Escrutinando a prosa para compreender a poesia, Jayro se mantém fiel àquela que é uma das sínteses leminskianas mais perfeitas (a linguagem a serviço da vida e não o contrário), enfatizando que ?as cartas de Leminski, em um período histórico infeliz, compõem uma voz feliz, que não é somente a sua voz. Inquieto e crítico, sua palavra é o testemunho de um signo coletivo de resistência?. Nem seria necessário acrescentar, mas como o esquecimento é doloroso o ensaísta o faz: ?Recorde-se que é a ditadura o cenário predominante no período que Leminski escreve as cartas e, também, que o papel contracultural é de resistência e, sobretudo, de ação intelectual transgressiva.?

As quatro biografias assinalam a identidade do autor com homens que revolucionaram a poesia e a vida. Nesse sentido, é seminal a apreciação de Alice Ruiz: ?Não foi por acaso que o autor escolheu esses quatro nomes para biografar. Mas foi provavelmente o acaso, também conhecido como destino, que colocou esses quatro exemplos de radicalidade na vida do poeta. São eles que nos clareiam a visão da trajetória de Paulo Leminski. Ou, pelo menos, da trajetória de seu sonho de vida.? Jayro, por sua vez, identificou ?exercícios de aprendizado e devoção que fazem a personalidade de Leminski incorporar o outro, como é o caso exacerbado de Cruz e Sousa. No final desta biografia, sempre com a sua maneira direta, telegráfica, ele sintetiza essa propensão anímica e necessária em função de suas origens étnicas: ?Eu sou Cruz e Sousa?.

O capítulo final é dedicado a Catatau, obra limite classificada por Haroldo de Campos como o ?sarapatel leminskiano?, ao citar o estalo do autor em algum momento dos anos 60s, durante aula sobre invasões holandesas.
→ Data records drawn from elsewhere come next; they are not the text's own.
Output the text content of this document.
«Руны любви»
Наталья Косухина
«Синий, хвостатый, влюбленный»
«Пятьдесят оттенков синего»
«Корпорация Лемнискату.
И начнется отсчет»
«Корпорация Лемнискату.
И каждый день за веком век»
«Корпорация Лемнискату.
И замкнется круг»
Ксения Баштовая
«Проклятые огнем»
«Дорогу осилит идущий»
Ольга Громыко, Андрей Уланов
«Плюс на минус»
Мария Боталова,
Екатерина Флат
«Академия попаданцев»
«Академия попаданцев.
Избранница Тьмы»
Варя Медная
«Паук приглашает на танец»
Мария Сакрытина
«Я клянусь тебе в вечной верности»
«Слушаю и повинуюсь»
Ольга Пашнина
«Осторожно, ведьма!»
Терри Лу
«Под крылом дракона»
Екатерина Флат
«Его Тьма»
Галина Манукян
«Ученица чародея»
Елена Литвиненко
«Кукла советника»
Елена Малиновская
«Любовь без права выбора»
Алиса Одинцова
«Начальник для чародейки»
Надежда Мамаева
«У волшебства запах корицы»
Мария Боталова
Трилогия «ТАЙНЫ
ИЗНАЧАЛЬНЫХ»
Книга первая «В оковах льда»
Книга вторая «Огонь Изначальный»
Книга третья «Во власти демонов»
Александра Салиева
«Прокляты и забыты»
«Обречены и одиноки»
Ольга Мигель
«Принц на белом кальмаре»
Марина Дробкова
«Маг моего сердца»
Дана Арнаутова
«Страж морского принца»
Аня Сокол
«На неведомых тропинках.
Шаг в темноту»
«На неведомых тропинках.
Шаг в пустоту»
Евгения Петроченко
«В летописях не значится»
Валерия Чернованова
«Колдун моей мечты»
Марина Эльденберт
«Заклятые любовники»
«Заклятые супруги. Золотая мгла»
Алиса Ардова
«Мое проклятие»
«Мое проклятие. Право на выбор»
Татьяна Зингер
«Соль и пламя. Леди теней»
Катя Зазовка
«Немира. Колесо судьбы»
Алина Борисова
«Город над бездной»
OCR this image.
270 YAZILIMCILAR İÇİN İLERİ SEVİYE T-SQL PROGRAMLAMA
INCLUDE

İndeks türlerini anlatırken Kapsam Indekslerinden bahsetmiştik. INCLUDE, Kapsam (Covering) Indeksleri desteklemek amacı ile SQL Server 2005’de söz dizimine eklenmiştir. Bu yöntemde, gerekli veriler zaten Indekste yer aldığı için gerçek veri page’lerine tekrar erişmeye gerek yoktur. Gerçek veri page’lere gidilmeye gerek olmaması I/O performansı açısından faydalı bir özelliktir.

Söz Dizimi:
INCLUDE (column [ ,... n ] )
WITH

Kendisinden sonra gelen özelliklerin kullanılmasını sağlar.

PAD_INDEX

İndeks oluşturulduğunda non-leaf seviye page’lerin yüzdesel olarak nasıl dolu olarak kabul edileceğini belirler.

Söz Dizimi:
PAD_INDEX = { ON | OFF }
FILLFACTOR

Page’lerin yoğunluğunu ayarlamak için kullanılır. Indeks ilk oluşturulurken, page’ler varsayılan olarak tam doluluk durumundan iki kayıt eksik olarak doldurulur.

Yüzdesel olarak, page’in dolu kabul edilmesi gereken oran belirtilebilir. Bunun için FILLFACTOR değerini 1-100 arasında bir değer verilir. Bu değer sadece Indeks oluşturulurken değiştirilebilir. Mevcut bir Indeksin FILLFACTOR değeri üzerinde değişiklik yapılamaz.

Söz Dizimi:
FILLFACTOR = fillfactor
Assim: Descartes, na pessoa de Cartésio, segue Maurício de Nassau em sua vinda a Recife, onde forma um trio integrado por Articzewski e Occam, seguindo-se a apoplética trama em que ?não há explicações, somente complicações?, com reflexos de Joyce, Guimarães Rosa e Mário de Andrade, sem quebra da autenticidade dos desvarios do autor. Aliás, o próprio advertiu os aventureiros das duzentas e tantas páginas eivadas de espelhos intercambiantes: ?Me nego a ministrar clareiras para a inteligência deste catatau que, por oito anos, agora, passou muito bem sem mapas. Virem-se.? O livro de Jayro é bússola e clareira.